Conhecido como “Mão Santa”, Oscar construiu uma trajetória única no basquete mundial, sendo reconhecido pela precisão nos arremessos e pela impressionante capacidade de pontuar. Ao longo da carreira, acumulou mais de 49 mil pontos, marca que o colocou entre os maiores cestinhas da história do esporte.
Esse desempenho o transformou no principal nome da seleção brasileira por décadas, período em que participou de cinco edições dos Jogos Olímpicos e ajudou a consolidar o basquete como uma das modalidades mais relevantes do país.
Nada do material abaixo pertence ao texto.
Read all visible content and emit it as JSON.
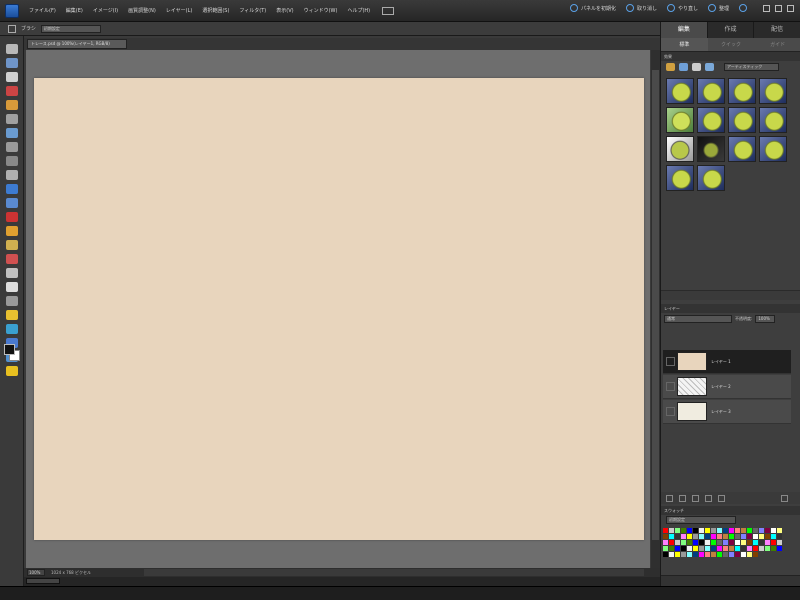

Entre tantos momentos marcantes, o mais lembrado ocorreu nos Jogos Pan-Americanos de 1987, quando liderou o Brasil em uma vitória histórica sobre os Estados Unidos, em Indianápolis.
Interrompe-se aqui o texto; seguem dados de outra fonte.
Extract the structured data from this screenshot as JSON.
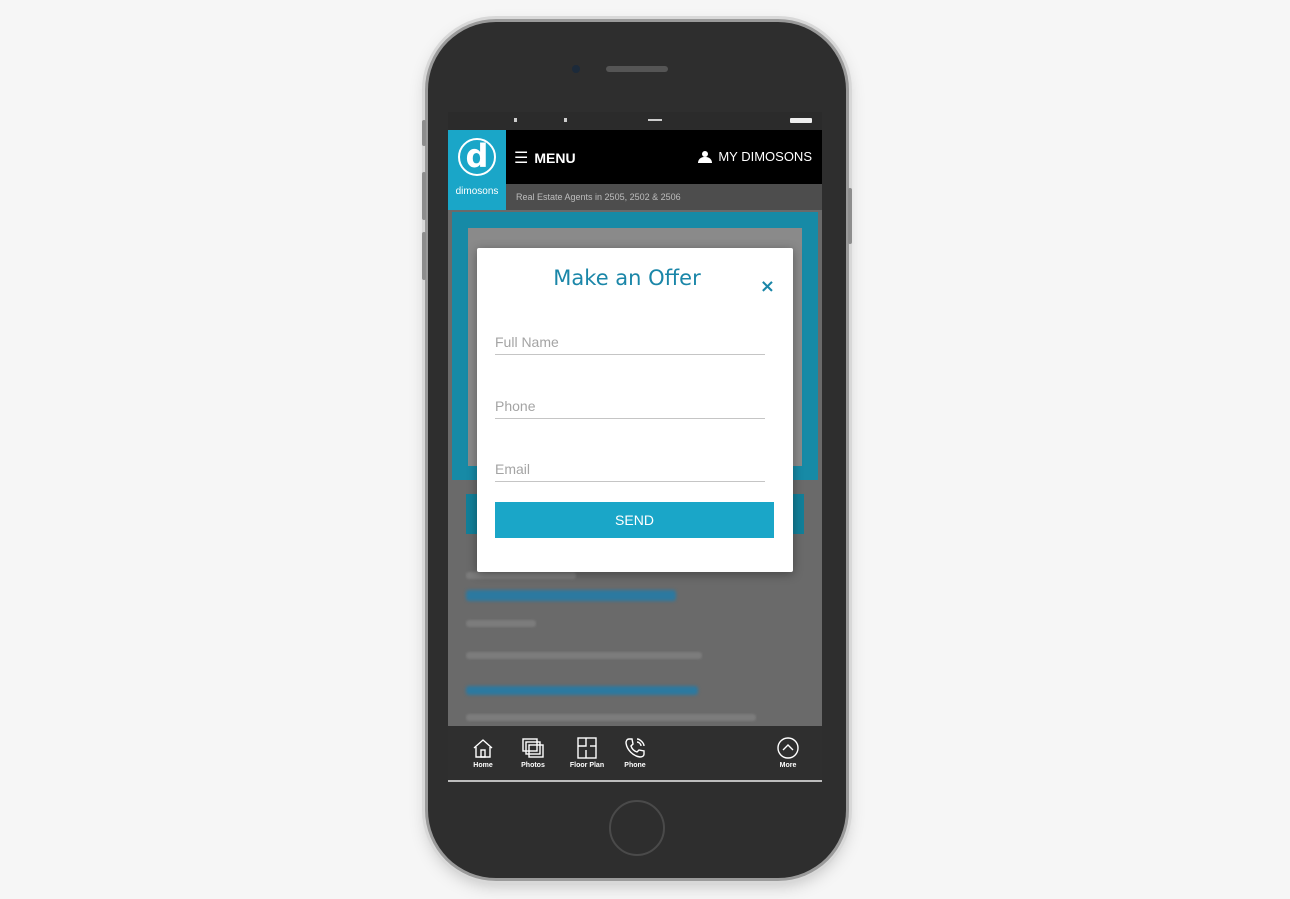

Paralelamente à carreira na seleção, Oscar também construiu uma relação forte com clubes, especialmente com o Flamengo, onde se tornou ídolo e ampliou sua conexão com a torcida. Sua presença dentro de quadra era sinônimo de protagonismo, sempre assumindo a responsabilidade nos momentos decisivos.
Nos últimos anos, o ex-jogador enfrentava problemas de saúde relacionados a um tumor cerebral diagnosticado em 2011, condição que exigiu cirurgias e acompanhamento constante. Mesmo diante das dificuldades, manteve-se como figura ativa no esporte, participando de eventos e sendo frequentemente homenageado por sua contribuição.
A morte de Oscar Schmidt encerra uma das trajetórias mais importantes da história do esporte brasileiro, mas seu legado permanece vivo. Mais do que números e títulos, ele deixa uma referência de talento, dedicação e impacto que continuará inspirando futuras gerações.